Waterloo researcher helping pave the way for space-age climate science

Monday, October 24, 2022

Written by Jon Parsons. This is an excerpt from an article originally published on Waterloo News.

Dr. Chris Fletcher is part of a scientific consortium developing satellite technology to better understand climate change

Image of Chris Fletcher, professor of geography and environmental management
A major funding announcement by the Government of Canada recently set in motion a new era of climate science, and a researcher at the University of Waterloo is a member of the group of scientists at the heart of the initiative.

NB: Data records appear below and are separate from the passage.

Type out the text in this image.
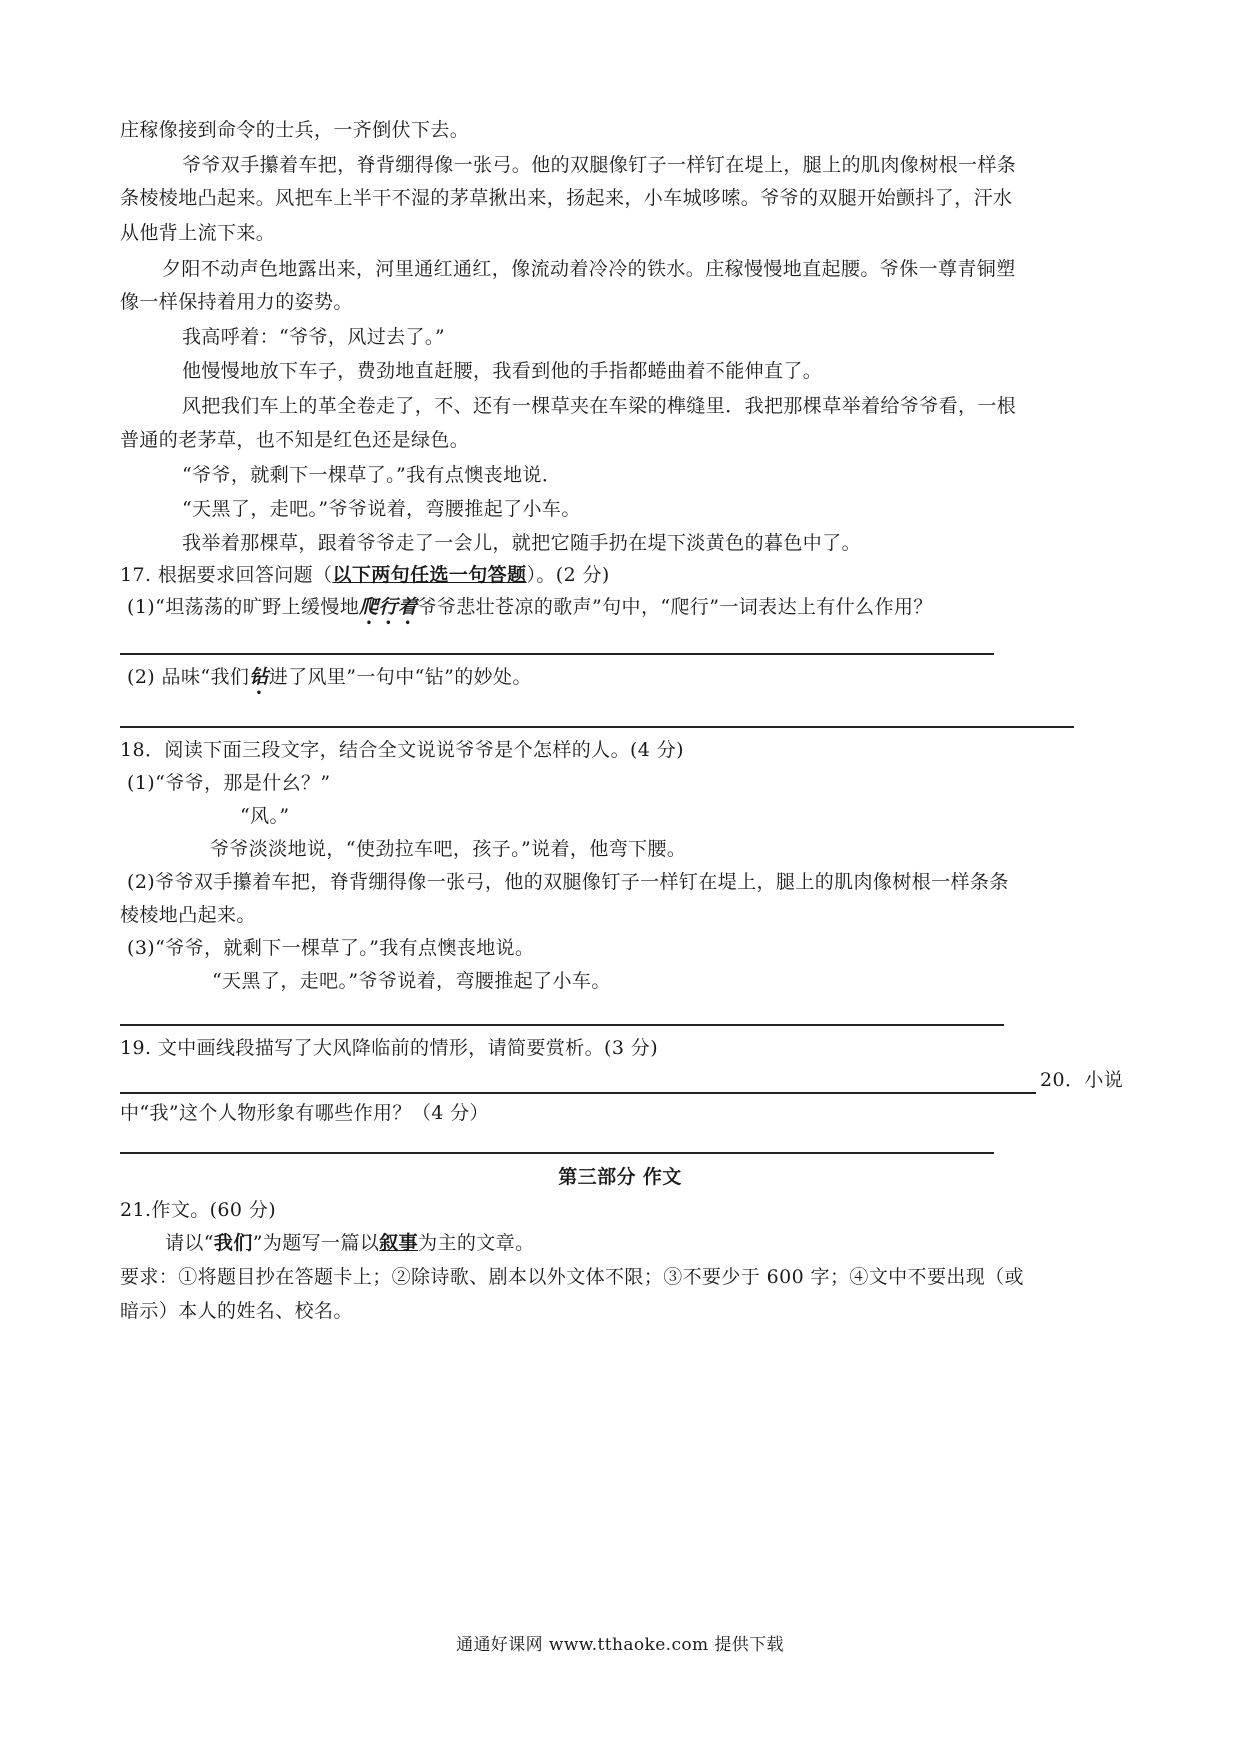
庄稼像接到命令的士兵，一齐倒伏下去。
爷爷双手攥着车把，脊背绷得像一张弓。他的双腿像钉子一样钉在堤上，腿上的肌肉像树根一样条
条棱棱地凸起来。风把车上半干不湿的茅草揪出来，扬起来，小车城哆嗦。爷爷的双腿开始颤抖了，汗水
从他背上流下来。
夕阳不动声色地露出来，河里通红通红，像流动着冷冷的铁水。庄稼慢慢地直起腰。爷侏一尊青铜塑
像一样保持着用力的姿势。
我高呼着：“爷爷，风过去了。”
他慢慢地放下车子，费劲地直赶腰，我看到他的手指都蜷曲着不能伸直了。
风把我们车上的革全卷走了，不、还有一棵草夹在车梁的榫缝里．我把那棵草举着给爷爷看，一根
普通的老茅草，也不知是红色还是绿色。
“爷爷，就剩下一棵草了。”我有点懊丧地说．
“天黑了，走吧。”爷爷说着，弯腰推起了小车。
我举着那棵草，跟着爷爷走了一会儿，就把它随手扔在堤下淡黄色的暮色中了。
17. 根据要求回答问题（以下两句任选一句答题）。(2 分)
(1)“坦荡荡的旷野上缓慢地爬行着爷爷悲壮苍凉的歌声”句中，“爬行”一词表达上有什么作用？
(2) 品味“我们钻进了风里”一句中“钻”的妙处。
18．阅读下面三段文字，结合全文说说爷爷是个怎样的人。(4 分)
(1)“爷爷，那是什幺？”
“风。”
爷爷淡淡地说，“使劲拉车吧，孩子。”说着，他弯下腰。
(2)爷爷双手攥着车把，脊背绷得像一张弓，他的双腿像钉子一样钉在堤上，腿上的肌肉像树根一样条条
棱棱地凸起来。
(3)“爷爷，就剩下一棵草了。”我有点懊丧地说。
“天黑了，走吧。”爷爷说着，弯腰推起了小车。
19. 文中画线段描写了大风降临前的情形，请简要赏析。(3 分)
20．小说
中“我”这个人物形象有哪些作用？（4 分）
第三部分 作文
21.作文。(60 分)
请以“我们”为题写一篇以叙事为主的文章。
要求：①将题目抄在答题卡上；②除诗歌、剧本以外文体不限；③不要少于 600 字；④文中不要出现（或
暗示）本人的姓名、校名。
通通好课网 www.tthaoke.com 提供下载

The High-altitude Aerosols, Water Vapour and Clouds (HAWC) mission received $200 million of funding to create transformative new satellite instruments for measuring changes in the atmosphere.

HAWC is directly supported through the Canadian Space Agency (CSA) and will undertake a mission expected to last some 12 to 15 years.

The CSA mission contributes three instruments and a satellite as part of the international NASA-led Atmosphere Observing System (AOS).

The University of Waterloo is among the top institutions in the country that will participate and produce cutting-edge research to improve our understanding of global climate change.

"This is generation defining for Canadian climate and atmospheric science. The last time a fully Canadian-designed and made instrument launched was in 2003, with the SCISAT mission."

- Dr. Chris Fletcher, professor of geography and environmental management

Fletcher specializes in earth system modelling. His research incorporates insights from computer science to create climate models. Along with his involvement through HAWC, he is a member of the modelling working group for the AOS science team.

“The scale of the project is huge, and it’s likely not to launch until 2030. Once it’s up there, it can be expected to give us data for at least five years and hopefully much longer,” he says. “The way these missions go, you don’t wait until 2030 to say, ‘okay, this is what data we need.’ You use this time to figure out all those details so when the mission launches you are ready to make the most of the time you have.”